É preciso esvaziar os valores consagrados que se aderem aos seres. Quando testemunhamos a cópula entre os animais, não colamos neles valor algum. São seres copulando. Não estão em relação. Estão em conexão. As relações, também por naturalizações, implicam em hierarquias. Também as palavras estão em relação e nunca em conexão. As palavras implicam em pensamentos e em valorações. Os sentimentos, ao contrário, anotam conexões.

Mulher é uma palavra carregada de valor. Toda a luta para que alguma forma de equidade seja conquistada será inútil, em alguma medida, enquanto o termo mulher permanecer em relação ao termo homem. Os termos determinam, historicamente, lugares de poder e não abrem mão desses determinismos.

A resistência à submissão é o empoderamento, essa alteração que salta pela lacuna da humanização e desumaniza do outro lado, mantendo a desigualdade. E quando se busca uma alternativa íntima, em que o desempenho projeta a emancipação num universo cuja perversão é justamente a manutenção da ordem hierárquica, a masculinização acolhe com alegria essa nova e competente gerente. O que se disputa não é a humanização, mas o poder. Não é a conexão, mas a relação, a posição onde nos sentimos confortáveis num mundo de desconforto e lutas incessantes. Ser mulher é padecer no paraíso, dizia um velho dito popular, pouco importa se és mãe ou não.

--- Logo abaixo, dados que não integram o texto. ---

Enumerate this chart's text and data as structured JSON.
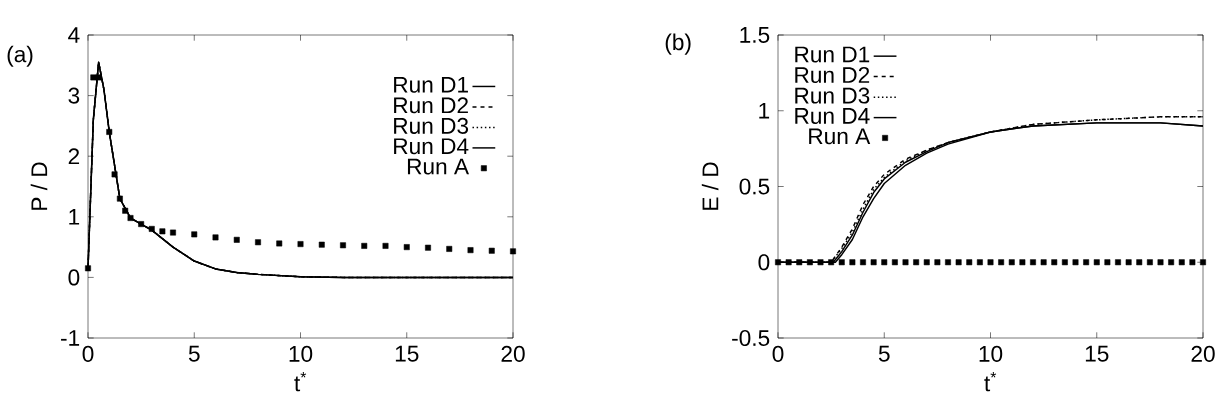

É preciso desaprender o aprendido até que os pensamentos que ordenam os pré conceitos sejam desativados e os sentimentos assumam nossas conexões. Conexões entre humanos terra, erradicando os valores de um mundo feito para o sofrimento que o poder impõe. Impõe a todos, mas as mulheres recebem indubitavelmente a maior carga.

Desaprender como política para a emergência do império dos afetos reumanizadores, de uma ecologia da generosidade e da colaboração entre os seres que vivem em igual expressão de energias. As energias podem então expandir em leveza, alegria e felicidade e o deus da festa poderá enfim se regozijar com a criação.

Em seu Dicionário das Tristezas Obscuras, John Koenig nos solicita para que emoções ainda não discricionárias sejam contempladas com palavras. Ali podemos encontrar a palavra para determinar o medo que temos de aprender o nome de algo – um pássaro, uma constelação, uma pessoa bonita – de estragar tudo por conta dessa pronúncia, transformando uma descoberta do acaso, numa casca conceitual vazia. A esse medo ele chama de aimonimia. Portanto, solicito que despir os valores atribuídos à mulher seja parte das urgências para a elaboração não de um novo léxico, mas das evocações de uma multidão de sentimentos que nos liguem a todas as formas de vida em conexões, sobretudo aqueles seres que sabem abraçar.

O abraço supera as formas dicotômicas de nossos pensamentos e nos abre para o caos das conexões. As conexões são randômicas e imprevisíveis e ligam nossos sentimentos numa vasta rede de acasos. Podemos, no abraço, abandonar nossas formas identitárias e nossas misoginias veladas, animadas pelos valores que naturalizam a inferioridade da mulher.

Entre o esclarecimento e a clarividência, entre a pedagogia e a inspiração, entre o instrumental e a intuição, entre o pensamento, manifestação da racionalidade e o sentimento, manifestação da energia, se movem nossos constrangimentos e nossas ousadias para que o presente, mais que um pressentimento, trinque em nosso coração uma irmandade, uma fraternidade e uma tessitura inconsútil, sem separação, sem remendos, sem distâncias.

Mulher denota o infinito poder das palavras. Jorge Luis Borges escreveu um dia que “quem viu o Zahir pronto verá uma rosa: o Zahir é a sombra da rosa e o rasgo do Velo”.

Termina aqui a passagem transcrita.